Harvey Uly, MD, from the Asian Eye Institute (Manila, Philippines) and an investigator for LensAR (Winter Park, Florida), has performed about 500 surgeries. He cited several reasons to adopt this technology, including the surgeon's desire to perform better, a competitive advantage compared to others and the patient's willingness to pay a premium for a safer and more effective outcome.

Another prominent surgeon from outside the U.S., Kasu Prasad Reddy, MD, Maxivision Eye Hospital (Hyderabad, India), who has used the TPV system, noted that ". . . the biggest benefit is easy and perfect capsulotomy extraction."

Importantly, Reddy indicated that he has seen no complications to date stating that this technology " . . . allows the surgeon to reduce the impact of as many variables as possible . . . the less surgeon dependent, the more predictable the outcomes . . ."

Another symposium, sponsored by OptiMedica (Santa Clara, California) and titled "Developments in Femtosecond Laser Cataract Surgery with the Catalys Precision Laser System," showcased the advantages and benefits of this system as presented by some members of the company's medical advisory board.

John Vukich, MD, from the Davis Duehr Dean Center for Refractive Surgery (Madison, Wisconsin) cited two key features of the Catalys system, its liquid optics interface and integral guidance. The former gently docks the patient to the system and is designed to provide a clear optical path for real-time video, OCT imaging, and laser treatment. The docking mechanism minimizes a rise in intraocular pressure, which is particularly important for older cataract patients and scleral contact of the interface reduces the redness of the eye after surgery.

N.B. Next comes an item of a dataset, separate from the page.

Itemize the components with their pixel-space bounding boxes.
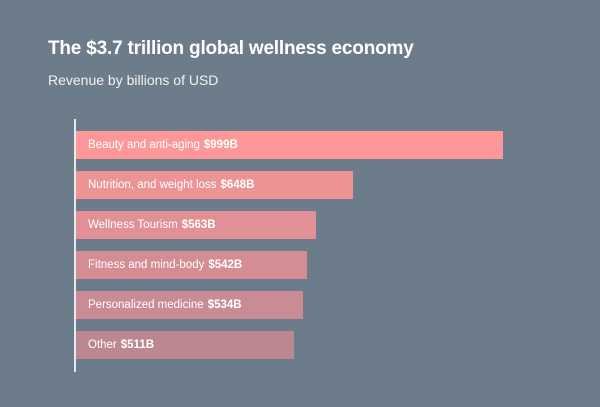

With integral guidance, the ocular surfaces are visualized by a proprietary, integrated optical coherence tomography (OCT) system, which is enhanced by sophisticated algorithms designed to ensure that the femtosecond laser pulses are delivered precisely to the intended location.

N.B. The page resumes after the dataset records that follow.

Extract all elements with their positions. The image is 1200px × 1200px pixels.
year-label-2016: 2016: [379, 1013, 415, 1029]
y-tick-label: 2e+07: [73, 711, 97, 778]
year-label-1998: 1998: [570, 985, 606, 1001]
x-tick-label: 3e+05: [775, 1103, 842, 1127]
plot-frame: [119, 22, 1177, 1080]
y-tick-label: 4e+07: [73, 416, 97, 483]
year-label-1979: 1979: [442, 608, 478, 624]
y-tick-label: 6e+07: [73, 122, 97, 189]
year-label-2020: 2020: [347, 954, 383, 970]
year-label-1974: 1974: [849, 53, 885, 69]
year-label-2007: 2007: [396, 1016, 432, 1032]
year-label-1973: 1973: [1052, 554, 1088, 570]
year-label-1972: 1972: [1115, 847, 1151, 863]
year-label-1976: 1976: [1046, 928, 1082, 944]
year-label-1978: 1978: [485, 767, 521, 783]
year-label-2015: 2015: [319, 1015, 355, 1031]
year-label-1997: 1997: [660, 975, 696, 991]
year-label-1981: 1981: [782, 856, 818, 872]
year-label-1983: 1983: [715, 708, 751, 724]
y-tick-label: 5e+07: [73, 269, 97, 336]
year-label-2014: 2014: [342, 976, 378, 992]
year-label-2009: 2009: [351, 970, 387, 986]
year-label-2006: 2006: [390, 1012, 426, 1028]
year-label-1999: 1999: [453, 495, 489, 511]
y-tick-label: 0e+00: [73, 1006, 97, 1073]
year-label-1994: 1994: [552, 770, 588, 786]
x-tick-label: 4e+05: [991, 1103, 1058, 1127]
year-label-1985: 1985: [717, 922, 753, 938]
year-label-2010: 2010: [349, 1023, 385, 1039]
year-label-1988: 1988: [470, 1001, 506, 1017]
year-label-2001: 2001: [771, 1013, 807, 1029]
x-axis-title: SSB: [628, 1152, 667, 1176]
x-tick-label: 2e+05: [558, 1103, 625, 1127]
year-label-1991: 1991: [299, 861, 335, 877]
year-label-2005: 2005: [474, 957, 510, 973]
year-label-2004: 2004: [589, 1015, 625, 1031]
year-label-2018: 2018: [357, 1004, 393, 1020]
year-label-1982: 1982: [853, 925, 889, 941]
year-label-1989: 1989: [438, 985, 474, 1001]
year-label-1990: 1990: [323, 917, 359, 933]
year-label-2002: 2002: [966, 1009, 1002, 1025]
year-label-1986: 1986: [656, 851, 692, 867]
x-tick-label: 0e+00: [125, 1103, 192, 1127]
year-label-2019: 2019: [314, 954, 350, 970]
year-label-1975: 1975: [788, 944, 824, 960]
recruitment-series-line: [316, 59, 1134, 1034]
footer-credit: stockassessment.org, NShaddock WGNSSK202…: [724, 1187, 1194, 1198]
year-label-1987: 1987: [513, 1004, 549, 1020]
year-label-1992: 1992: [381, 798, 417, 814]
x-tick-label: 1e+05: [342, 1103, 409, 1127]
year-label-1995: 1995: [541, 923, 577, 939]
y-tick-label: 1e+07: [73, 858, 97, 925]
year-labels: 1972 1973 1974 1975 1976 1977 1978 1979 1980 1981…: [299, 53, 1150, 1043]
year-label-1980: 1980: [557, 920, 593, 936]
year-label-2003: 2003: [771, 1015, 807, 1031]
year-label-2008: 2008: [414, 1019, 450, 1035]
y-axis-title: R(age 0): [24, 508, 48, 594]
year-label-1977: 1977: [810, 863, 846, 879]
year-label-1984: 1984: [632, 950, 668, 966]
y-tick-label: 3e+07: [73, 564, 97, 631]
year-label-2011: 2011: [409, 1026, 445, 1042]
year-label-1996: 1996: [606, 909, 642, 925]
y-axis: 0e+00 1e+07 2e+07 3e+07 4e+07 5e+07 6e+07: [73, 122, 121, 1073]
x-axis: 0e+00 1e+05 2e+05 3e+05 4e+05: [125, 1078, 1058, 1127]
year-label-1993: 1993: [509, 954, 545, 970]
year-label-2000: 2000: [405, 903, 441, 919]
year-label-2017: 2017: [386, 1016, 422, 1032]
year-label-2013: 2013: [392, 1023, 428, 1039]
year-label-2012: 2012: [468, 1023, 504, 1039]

The enthusiasm for FLACS was clearly seen on the floor of the exhibit hall, where the booths of all these companies were buzzing with activity. It appears that Alcon will be the first to the market, having attained the required FDA 510(k) approvals. Modest commercial shipments may begin in the second quarter, with a stronger ramp in 2H-2011. Meanwhile, OptiMedica, LensAR and Technolas are likely to begin commercial activities in the second half of 2011, though their initial manufacturing capacity is likely to limit a significant number of shipments.

While the fervor for this technology is phenomenal, pegging the market potential and size is a huge challenge. How will surgeons cope with the enormous $400-500K capital cost and the sizable "per click" fee that each manufacturer is likely to impose? Informal surveying of industry sources by MDD at the conference revealed estimated penetration rates of U.S. cataract procedures in 2016 that varied widely from a low of about 15% to a high of 50%.

A crucial uncertainty concerns how these procedures will be paid for. Today, Medicare and private carriers will not cover this extra expense above conventional cataract surgery but in the future could conceivably allow the patient to pay for the extra expense out of pocket. This would be similar to a ruling that was established several years ago to allow out of pocket payment by Medicare patients for premium IOLs such as multi-focals and accomodating varieties.

These premium IOLs account for less than 10% of the domestic IOL market and slumped significantly in the past two years as the economy declined. So, how will patients react to another significant "upcharge" to gain the benefit of a laser cataract procedure, particularly in uncertain economic times?

Another key issue is that while FLACS may reduce the actual surgical time, it may boost the total time of the procedure because of logistic issues in the ambulatory surgical center. In addition, Doug Koch, MD, professor of ophthalmology at Baylor College of Medicine (Houston), noted that a FLACS laser "will impact everything from space to surgical workflow to staffing."

Perhaps the key takeaway from this meeting is: "fantastic technology, but how it be paid for?"